Seeing and being involved in a few different eras of different art forms, it is safe to say that there is a fine line between biting and being inspired. Inspiration is the process of being motivated to do or feel something, especially something creative. When an artist, no matter the genre, is inspired to do something, the thing that gave them their inspiration serves as their permission or their “green light” to create. Inspiration is the “why.” Inspiration is the heart. Inspiration is the story.
In the early days of hip hop, biting was a huge crime. There are several synonyms for biting: style stealing, swagger jacking, copycatting, and sharkin are a few. In short, biting is copying somebody else’s idea, work or style and passing it off as your own; the professional equivalent would be plagiarism or infringement. Over the years biting has become more and more excepted to where the popular business model is to see what is "hot" in the market then just duplicate that. Most of the time there doesn't even have to be a twist.
One of the ways that biting has survived is by being passed off as “paying homage.” In rap, a rapper can get away with reciting a line that another rapper has said if they pass it off as paying homage to the rapper that originally said it. There is a fine line between biting and being inspired because there is a skill in being able to flip somebody else’s line while putting your own spin on it, but everybody isn’t good enough to pull that off.

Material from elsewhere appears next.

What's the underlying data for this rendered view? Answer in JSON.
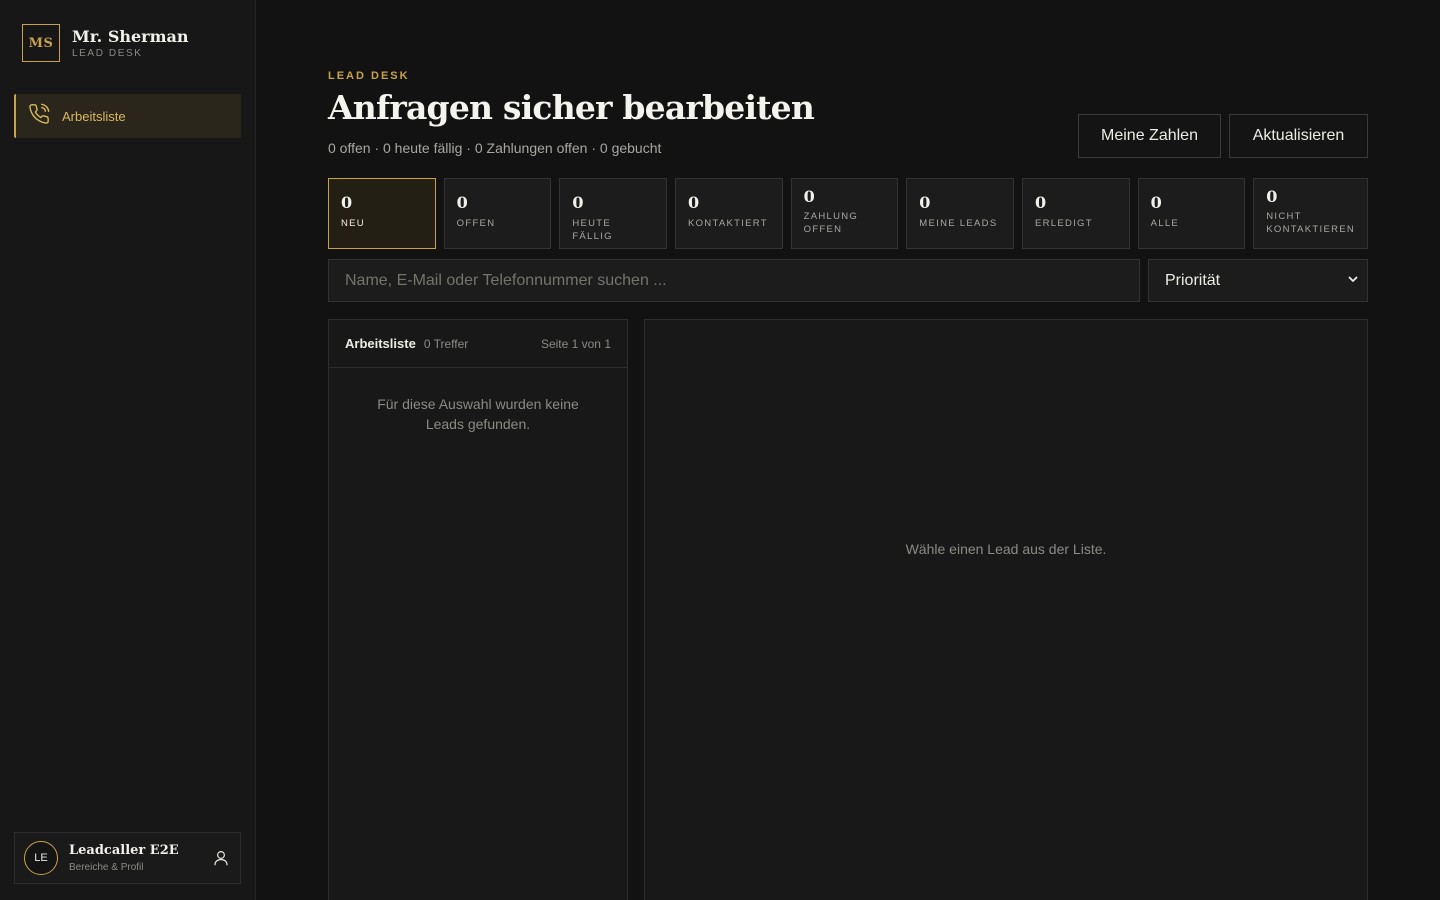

In fine arts, some art teachers use pastiche as a method to help students develop their ability to pick up on details. According to the Oxford online dictionary, pastiche is an artistic work in a style that imitates that of another work, artist, or period. When doing a pastiche, the student is to pick a work of another artist and do his best to reproduce an exact copy of the work. There is a fine line between biting and being inspired because a good pastiche means the student did a great job of copying. Pastiche is a good exercise for developing artistic techniques but it does very little for the streak of creativity.

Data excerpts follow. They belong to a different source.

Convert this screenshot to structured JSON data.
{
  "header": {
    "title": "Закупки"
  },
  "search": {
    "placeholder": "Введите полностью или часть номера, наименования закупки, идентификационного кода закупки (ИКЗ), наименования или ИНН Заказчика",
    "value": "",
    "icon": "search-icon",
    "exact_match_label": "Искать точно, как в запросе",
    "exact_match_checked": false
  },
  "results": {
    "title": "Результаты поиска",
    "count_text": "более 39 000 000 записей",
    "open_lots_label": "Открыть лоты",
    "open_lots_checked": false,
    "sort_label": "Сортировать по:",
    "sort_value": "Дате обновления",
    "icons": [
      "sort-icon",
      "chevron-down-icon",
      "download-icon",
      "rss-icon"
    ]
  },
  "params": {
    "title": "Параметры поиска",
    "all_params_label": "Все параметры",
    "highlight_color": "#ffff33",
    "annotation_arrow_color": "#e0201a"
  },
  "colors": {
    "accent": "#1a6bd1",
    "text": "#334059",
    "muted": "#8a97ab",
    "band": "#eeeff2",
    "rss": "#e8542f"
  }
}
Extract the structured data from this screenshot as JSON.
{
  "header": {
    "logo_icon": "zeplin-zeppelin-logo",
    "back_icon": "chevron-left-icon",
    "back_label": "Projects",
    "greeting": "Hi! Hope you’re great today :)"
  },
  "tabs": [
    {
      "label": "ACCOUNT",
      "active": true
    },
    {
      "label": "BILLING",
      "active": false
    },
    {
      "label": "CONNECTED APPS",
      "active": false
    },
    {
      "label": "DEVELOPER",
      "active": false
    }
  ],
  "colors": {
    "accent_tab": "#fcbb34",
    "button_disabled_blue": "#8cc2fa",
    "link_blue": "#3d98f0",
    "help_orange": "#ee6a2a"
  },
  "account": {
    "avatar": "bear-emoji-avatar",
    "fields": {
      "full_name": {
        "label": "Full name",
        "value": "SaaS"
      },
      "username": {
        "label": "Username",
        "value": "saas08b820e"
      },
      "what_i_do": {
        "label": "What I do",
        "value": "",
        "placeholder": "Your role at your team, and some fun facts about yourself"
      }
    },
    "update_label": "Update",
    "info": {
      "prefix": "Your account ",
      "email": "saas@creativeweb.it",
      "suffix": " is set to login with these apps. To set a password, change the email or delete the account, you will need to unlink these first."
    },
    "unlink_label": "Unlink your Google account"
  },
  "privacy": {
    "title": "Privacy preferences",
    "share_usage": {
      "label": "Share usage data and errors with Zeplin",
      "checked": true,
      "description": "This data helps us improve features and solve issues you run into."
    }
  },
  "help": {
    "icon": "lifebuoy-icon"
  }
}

Bitten material lacks the “why”, heart and story. A produced work has to have a hint of originality to make it credible. I’m sure there has been a time where someone has came up with something on their own merit and down the line found out that what they came up with has been done before. There is still credibility in those situations because one person didn’t hijack the other person’s idea, one person just though of something before another person. “No idea’s original, there’s nothing new under the sun, it’s never what you do, but how it’s done.” – Nas People are going to come up with similar ideas. The execution of those ideas is the important factor that will show what is bitten and what is not. There is a fine line between biting and being inspired. If it’s true then the inspiration will show.